Los domingos al mediodía de cada fin de semana largo de octubre son sinónimo de gastronomía típica en Villa Gesell y este año, otra vez, la Gran Paella de la Amistad se llevó todos los aplausos. Luego de más de dos horas de cocción y de múltiples ingredientes, los cientos de comensales disfrutaron de un auténtico manjar.

Detrás de las más de 10 personas, entre cocineros, cocineras y asistentes, que dedican su esfuerzo, energía y conocimiento para crear la tradicional paella, una figura emerge como coordinador de cada uno de los detalles a seguir: Cristóbal Cortés.

Con más de 30 años de experiencia en el evento, entre requisitorias y atención a los medios, Cristóbal se tomó unos minutos para hablar con Telégrafo sobre su titánica tarea y contar los pormenores de la impresionante cantidad de ingredientes necesarios para lograr el mejor de los platos.

Fotos Ricardo Stinco

 

“La suma de todo da cerca de una tonelada de comida.
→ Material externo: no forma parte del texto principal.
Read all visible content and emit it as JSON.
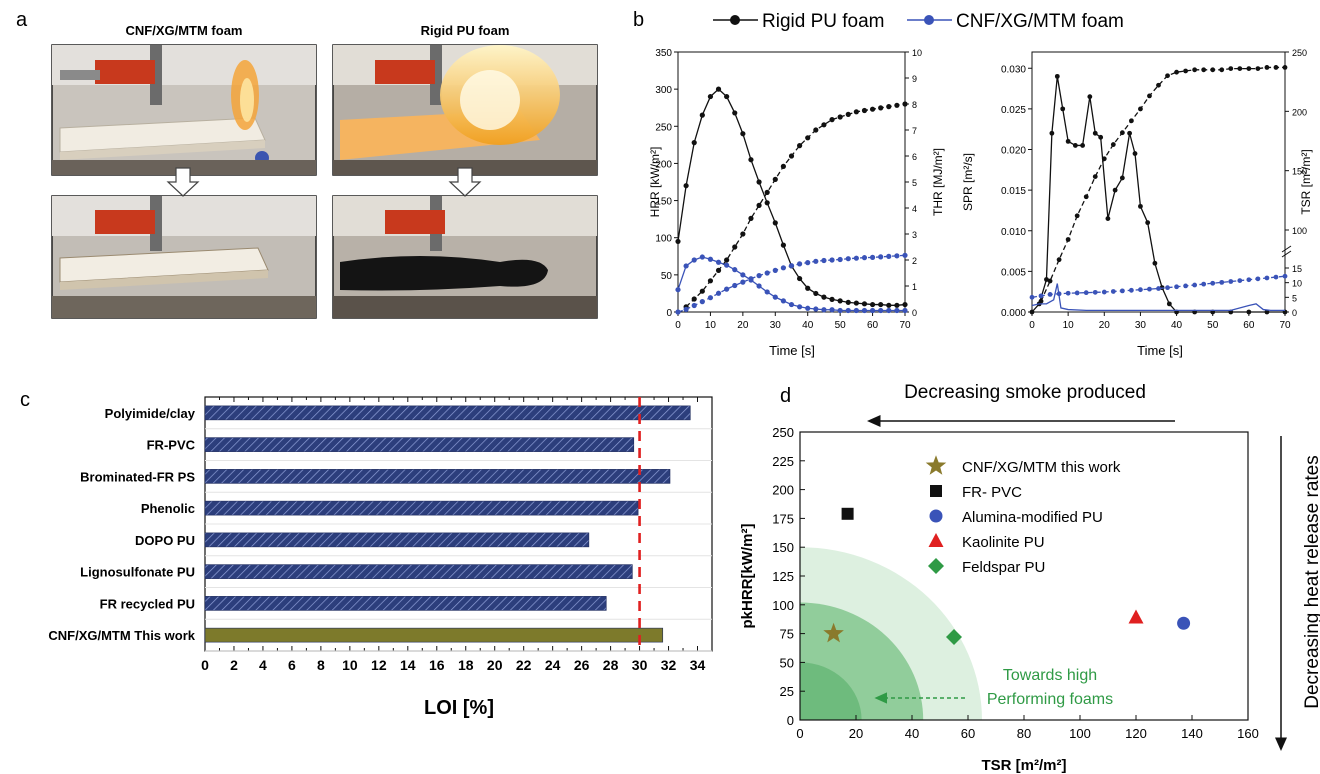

Tenemos 360 litros entre caldo de gallina y de verdura, condimento para arroz y azafrán español. Eso se vuelca luego de que primero se ponga el aceite, que es de oliva y también de girasol y son 36 litros”, detalló Cortés.

“Después del aceite se ponen 275 kilos de pollo: patas, pechugas y muslos, separados para manejar los tiempos de cocción” agregó el cocinero principal, ya en los instantes previos a dar la orden de servir la fantástica comida.
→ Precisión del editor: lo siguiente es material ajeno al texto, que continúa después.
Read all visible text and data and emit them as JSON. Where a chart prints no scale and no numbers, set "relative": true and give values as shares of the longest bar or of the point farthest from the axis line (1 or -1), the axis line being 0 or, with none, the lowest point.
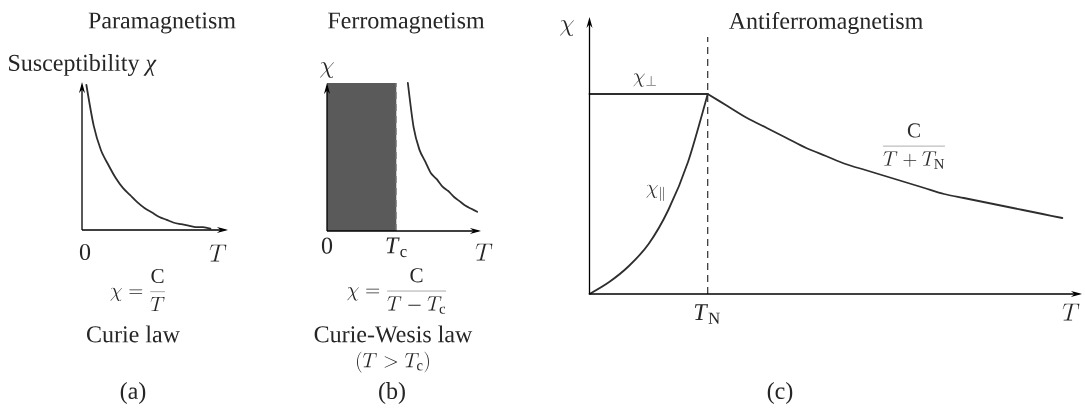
{
  "chart_data": [
    {
      "type": "line",
      "title": "Paramagnetism",
      "xlabel": "T",
      "ylabel": "Susceptibility *χ*",
      "relative": true,
      "color": "#2e2e2e",
      "categories": [
        null,
        null,
        null,
        null,
        null,
        null,
        null,
        null,
        null,
        null,
        null,
        null,
        null,
        null,
        null,
        null,
        null,
        null
      ],
      "values": [
        1,
        0.72,
        0.55,
        0.45,
        0.36,
        0.29,
        0.24,
        0.19,
        0.15,
        0.12,
        0.09,
        0.07,
        0.05,
        0.04,
        0.03,
        0.02,
        0.02,
        0.01
      ],
      "annotations": [
        "0",
        "\\chi = \\frac{\\mathrm{C}}{T}",
        "Curie law",
        "(a)"
      ]
    },
    {
      "type": "line",
      "title": "Ferromagnetism",
      "xlabel": "T",
      "ylabel": "\\chi",
      "relative": true,
      "color": "#2e2e2e",
      "categories": [
        "0",
        null,
        null,
        null,
        null,
        null,
        null,
        null,
        null,
        null,
        null,
        null,
        "*T*$_{c}$",
        null,
        null,
        null,
        null,
        null,
        null,
        null,
        null,
        null,
        null,
        null,
        null,
        null,
        null
      ],
      "values": [
        null,
        null,
        null,
        null,
        null,
        null,
        null,
        null,
        null,
        null,
        null,
        null,
        null,
        null,
        1,
        0.7,
        0.55,
        0.47,
        0.39,
        0.35,
        0.3,
        0.27,
        0.23,
        0.2,
        0.17,
        0.15,
        0.13
      ],
      "bands": [
        {
          "axis": "x",
          "from": "0",
          "to": "*T*$_{c}$",
          "color": "#5a5a5a"
        }
      ],
      "ref_lines": [
        {
          "axis": "x",
          "value": "*T*$_{c}$",
          "line_style": "dashed",
          "color": "#8c8c8c"
        }
      ],
      "annotations": [
        "\\chi = \\frac{\\mathrm{C}}{T - T_\\mathrm{c}}",
        "Curie-Wesis law",
        "(T > T_\\mathrm{c})",
        "(b)"
      ]
    },
    {
      "type": "line",
      "title": "Antiferromagnetism",
      "xlabel": "T",
      "ylabel": "\\chi",
      "relative": true,
      "categories": [
        null,
        null,
        null,
        null,
        null,
        null,
        null,
        null,
        null,
        null,
        null,
        null,
        null,
        null,
        null,
        null,
        null,
        null,
        null,
        null,
        null,
        null,
        null,
        null,
        null
      ],
      "series": [
        {
          "name": "\\chi_{\\perp}",
          "color": "#2e2e2e",
          "values": [
            1,
            1,
            1,
            1,
            1,
            1,
            1,
            null,
            null,
            null,
            null,
            null,
            null,
            null,
            null,
            null,
            null,
            null,
            null,
            null,
            null,
            null,
            null,
            null,
            null
          ]
        },
        {
          "name": "\\chi_{\\parallel}",
          "color": "#2e2e2e",
          "values": [
            0,
            0.06,
            0.14,
            0.25,
            0.42,
            0.66,
            1,
            null,
            null,
            null,
            null,
            null,
            null,
            null,
            null,
            null,
            null,
            null,
            null,
            null,
            null,
            null,
            null,
            null,
            null
          ]
        },
        {
          "name": "\\frac{\\mathrm{C}}{T + T_\\mathrm{N}}",
          "color": "#2e2e2e",
          "values": [
            null,
            null,
            null,
            null,
            null,
            null,
            1,
            0.94,
            0.88,
            0.83,
            0.78,
            0.73,
            0.69,
            0.65,
            0.62,
            0.59,
            0.56,
            0.53,
            0.5,
            0.48,
            0.46,
            0.44,
            0.42,
            0.4,
            0.38
          ]
        }
      ],
      "annotations": [
        "*T*$_{N}$",
        "(c)"
      ]
    }
  ]
}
“Media restra de ajo, 50 kilos de morrones verdes y colorados, 135 kilos de arroz, 60 latas de arvejas, otras 60 de puré de tomate, 30 latas de morrones encurtidos y 275 kilos de mariscos: calamar, aletas y rabas para cerrar con 60 kilos de mejillones y 25 kilos de langostinos”, concluyó Cristóbal, memorioso y feliz por otra paella inolvidable.